Date of Graduation

2017

Document Type

Dissertation

Degree Type

PhD

College

Eberly College of Arts and Sciences

Department

English

Committee Chair

Ryan Claycomb

Committee Co-Chair

Lara Farina

Committee Member

Kirk Hazen

Committee Member

Vera Tobin

Committee Member

Lisa Weihman

Abstract

This project brings together methodologies from sensory and cognitive approaches to literature to posit that Conceptual Metaphors of Readings mediate the experience of readers with fiction and provide an organizing framework for scholars and readers alike to consider the diverse sensory and cognitive phenomena that are used to describe the experience of reading. These conceptual metaphors are culturally and historically developed and can be used in combination with each other by authors to achieve desired effects on readers; however, there are clear patterns in metaphor blends.
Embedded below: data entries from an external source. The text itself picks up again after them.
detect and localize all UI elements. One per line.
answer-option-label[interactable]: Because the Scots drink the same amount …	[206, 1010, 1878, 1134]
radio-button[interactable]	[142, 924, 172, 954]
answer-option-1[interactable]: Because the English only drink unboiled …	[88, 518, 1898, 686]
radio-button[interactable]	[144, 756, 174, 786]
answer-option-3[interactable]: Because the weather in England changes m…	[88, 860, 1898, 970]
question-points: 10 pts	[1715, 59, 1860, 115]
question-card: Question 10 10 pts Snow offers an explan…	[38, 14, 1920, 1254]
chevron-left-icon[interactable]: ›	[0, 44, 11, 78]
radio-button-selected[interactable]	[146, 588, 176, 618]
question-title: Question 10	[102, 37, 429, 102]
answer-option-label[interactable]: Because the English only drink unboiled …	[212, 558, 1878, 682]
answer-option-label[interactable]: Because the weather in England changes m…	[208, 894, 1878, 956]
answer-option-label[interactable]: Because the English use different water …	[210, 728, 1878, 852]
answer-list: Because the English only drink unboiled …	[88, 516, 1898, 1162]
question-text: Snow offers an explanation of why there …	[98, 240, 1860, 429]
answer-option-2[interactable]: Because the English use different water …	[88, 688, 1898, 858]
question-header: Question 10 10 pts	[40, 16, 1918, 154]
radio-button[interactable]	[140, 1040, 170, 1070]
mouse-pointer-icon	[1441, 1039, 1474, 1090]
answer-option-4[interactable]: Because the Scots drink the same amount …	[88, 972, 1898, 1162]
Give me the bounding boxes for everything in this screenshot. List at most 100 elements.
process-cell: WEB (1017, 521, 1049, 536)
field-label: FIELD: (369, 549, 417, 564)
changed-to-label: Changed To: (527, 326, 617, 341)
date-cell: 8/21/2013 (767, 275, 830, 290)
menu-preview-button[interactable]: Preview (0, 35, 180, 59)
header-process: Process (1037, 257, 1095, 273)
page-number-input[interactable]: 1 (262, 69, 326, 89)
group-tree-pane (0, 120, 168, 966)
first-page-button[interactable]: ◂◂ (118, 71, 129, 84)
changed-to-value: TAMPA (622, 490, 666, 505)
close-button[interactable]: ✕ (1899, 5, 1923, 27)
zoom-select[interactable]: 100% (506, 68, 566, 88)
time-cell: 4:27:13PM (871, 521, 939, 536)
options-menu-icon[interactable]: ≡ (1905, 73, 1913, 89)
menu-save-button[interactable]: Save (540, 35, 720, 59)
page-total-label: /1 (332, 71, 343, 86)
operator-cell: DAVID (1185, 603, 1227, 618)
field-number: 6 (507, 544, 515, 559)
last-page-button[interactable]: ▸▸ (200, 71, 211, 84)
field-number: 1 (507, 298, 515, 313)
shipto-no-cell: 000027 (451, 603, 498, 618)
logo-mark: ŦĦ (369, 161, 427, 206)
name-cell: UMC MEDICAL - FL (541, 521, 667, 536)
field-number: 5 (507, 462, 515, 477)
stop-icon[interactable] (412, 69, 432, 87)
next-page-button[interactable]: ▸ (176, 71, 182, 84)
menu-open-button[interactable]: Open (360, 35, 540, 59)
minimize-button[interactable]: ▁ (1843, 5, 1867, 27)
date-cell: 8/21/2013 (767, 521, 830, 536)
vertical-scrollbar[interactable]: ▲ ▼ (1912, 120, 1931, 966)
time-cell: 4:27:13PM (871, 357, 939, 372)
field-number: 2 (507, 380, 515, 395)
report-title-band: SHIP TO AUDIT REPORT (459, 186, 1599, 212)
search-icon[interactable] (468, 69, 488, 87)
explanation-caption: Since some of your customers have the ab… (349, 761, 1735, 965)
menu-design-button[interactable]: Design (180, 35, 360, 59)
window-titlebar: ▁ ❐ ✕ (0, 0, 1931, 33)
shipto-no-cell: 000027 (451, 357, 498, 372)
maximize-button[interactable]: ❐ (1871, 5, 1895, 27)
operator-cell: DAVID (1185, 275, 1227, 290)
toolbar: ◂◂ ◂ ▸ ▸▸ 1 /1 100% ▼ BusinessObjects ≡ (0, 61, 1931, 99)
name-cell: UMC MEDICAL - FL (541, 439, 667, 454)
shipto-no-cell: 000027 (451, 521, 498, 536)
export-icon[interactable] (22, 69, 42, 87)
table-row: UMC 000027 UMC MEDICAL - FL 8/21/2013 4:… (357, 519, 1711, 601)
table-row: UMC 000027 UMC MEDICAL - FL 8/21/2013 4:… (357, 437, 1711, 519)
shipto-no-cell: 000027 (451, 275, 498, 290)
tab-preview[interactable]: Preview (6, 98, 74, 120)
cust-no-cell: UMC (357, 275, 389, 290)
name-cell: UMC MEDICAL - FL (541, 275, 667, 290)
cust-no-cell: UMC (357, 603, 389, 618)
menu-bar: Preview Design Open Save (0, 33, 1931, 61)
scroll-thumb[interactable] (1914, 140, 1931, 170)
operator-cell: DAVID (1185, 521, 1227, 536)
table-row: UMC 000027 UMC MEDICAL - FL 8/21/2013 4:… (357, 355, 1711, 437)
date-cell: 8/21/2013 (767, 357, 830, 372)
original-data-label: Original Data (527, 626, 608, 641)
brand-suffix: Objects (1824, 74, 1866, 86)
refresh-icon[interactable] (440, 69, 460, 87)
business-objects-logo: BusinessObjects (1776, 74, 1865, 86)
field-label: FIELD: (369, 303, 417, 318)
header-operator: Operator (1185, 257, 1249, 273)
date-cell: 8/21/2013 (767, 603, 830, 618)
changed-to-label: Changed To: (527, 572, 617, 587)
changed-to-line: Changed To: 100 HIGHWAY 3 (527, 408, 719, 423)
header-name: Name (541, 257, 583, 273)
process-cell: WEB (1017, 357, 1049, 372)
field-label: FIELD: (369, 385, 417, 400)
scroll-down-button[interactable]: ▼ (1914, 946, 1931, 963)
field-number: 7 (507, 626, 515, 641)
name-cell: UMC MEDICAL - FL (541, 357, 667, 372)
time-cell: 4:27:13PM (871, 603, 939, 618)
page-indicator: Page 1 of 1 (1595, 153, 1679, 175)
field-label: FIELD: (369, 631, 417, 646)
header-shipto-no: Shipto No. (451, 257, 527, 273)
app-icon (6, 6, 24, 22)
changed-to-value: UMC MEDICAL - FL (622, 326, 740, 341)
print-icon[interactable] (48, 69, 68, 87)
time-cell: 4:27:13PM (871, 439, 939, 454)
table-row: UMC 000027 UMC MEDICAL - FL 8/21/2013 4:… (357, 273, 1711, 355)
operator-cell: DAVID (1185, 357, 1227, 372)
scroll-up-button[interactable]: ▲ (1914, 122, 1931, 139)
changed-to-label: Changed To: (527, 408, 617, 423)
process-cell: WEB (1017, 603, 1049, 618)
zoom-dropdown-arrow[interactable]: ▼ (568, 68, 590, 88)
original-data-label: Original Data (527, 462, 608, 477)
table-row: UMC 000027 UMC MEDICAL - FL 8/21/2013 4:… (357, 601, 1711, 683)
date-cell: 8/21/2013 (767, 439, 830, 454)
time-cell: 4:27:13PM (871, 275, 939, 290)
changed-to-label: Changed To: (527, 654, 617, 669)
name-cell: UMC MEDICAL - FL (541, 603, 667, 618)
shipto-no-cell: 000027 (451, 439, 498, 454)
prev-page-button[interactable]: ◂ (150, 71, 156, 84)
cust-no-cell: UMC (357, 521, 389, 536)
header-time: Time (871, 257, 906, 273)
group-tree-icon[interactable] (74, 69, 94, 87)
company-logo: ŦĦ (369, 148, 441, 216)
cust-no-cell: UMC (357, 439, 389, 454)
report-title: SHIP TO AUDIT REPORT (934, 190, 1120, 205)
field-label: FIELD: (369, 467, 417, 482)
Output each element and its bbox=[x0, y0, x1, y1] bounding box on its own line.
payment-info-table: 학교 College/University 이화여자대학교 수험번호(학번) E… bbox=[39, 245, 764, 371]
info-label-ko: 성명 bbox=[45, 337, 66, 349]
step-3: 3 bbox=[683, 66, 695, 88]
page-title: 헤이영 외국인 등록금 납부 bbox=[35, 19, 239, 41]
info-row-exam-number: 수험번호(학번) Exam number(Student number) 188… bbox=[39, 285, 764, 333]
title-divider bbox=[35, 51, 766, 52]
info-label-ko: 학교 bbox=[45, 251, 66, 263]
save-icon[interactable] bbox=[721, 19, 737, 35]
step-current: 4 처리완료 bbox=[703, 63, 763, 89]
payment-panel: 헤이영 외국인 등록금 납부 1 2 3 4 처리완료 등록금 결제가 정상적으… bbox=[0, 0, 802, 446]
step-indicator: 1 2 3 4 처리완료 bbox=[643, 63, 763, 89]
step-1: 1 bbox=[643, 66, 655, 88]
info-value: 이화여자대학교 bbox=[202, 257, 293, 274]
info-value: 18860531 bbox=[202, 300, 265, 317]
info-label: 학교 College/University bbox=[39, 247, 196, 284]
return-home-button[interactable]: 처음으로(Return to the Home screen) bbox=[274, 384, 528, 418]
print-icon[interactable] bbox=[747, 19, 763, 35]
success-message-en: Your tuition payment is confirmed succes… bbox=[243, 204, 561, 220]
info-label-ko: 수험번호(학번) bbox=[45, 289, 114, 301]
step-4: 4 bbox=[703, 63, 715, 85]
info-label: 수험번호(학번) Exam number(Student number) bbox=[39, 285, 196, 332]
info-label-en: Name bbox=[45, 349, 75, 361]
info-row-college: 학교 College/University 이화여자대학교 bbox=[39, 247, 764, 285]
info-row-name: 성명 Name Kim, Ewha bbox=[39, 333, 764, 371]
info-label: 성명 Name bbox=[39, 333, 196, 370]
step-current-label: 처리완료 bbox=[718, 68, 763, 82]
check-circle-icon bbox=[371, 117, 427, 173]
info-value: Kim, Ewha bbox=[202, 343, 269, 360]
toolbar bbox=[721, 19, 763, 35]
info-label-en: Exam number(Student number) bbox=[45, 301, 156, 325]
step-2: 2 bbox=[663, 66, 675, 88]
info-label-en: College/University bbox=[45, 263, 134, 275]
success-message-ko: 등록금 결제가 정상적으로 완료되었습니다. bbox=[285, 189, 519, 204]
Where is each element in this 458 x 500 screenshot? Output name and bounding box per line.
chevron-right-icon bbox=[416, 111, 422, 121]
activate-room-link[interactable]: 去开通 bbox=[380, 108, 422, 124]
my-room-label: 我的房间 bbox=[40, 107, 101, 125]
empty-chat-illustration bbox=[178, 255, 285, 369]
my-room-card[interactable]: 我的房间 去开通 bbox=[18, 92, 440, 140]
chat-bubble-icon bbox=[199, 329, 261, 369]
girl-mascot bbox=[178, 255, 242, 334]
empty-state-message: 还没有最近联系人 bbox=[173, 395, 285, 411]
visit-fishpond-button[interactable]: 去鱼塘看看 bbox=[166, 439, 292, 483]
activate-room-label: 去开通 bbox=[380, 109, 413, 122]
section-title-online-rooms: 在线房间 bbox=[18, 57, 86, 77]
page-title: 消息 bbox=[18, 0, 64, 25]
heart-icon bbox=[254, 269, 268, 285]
I demonstrate the robustness of this framework by analyzing metafictional readers, scenes of reading, and reader/writer relationships within nine metafictional novels of the modern, postmodern, and contemporary periods. In particular, I locate the figure of the metafictional reader in works of fiction as a cipher through which the actual reader presses and exerts herself and her reading practices in configuring her own experience of a text. Due to the sophisticated interplay of convention and novelty at work, the metafictional reader should be understood as an embodied metaphor of reading in which the author explores, with the actual reader in tow, an original conception of reading through a familiar configuration: the reading self. Although many metaphors of reading exist and have existed throughout literary history, in this project, I examine six that are especially relevant in contemporary works: (1) reading as an encounter with sensory bodies, (2) reading as journey, (3) reading as sexual intercourse, (4) reading as contact with the past, (5) reading as performance, and (6) reading as an encounter with nature. I organize these readings and combinations of metaphors according to four popularly touted abstract understandings of why readers read: (1) Reading as Connection, (2) Reading as Challenge, (3) Reading as Pursuit, and (4) Reading as Escape.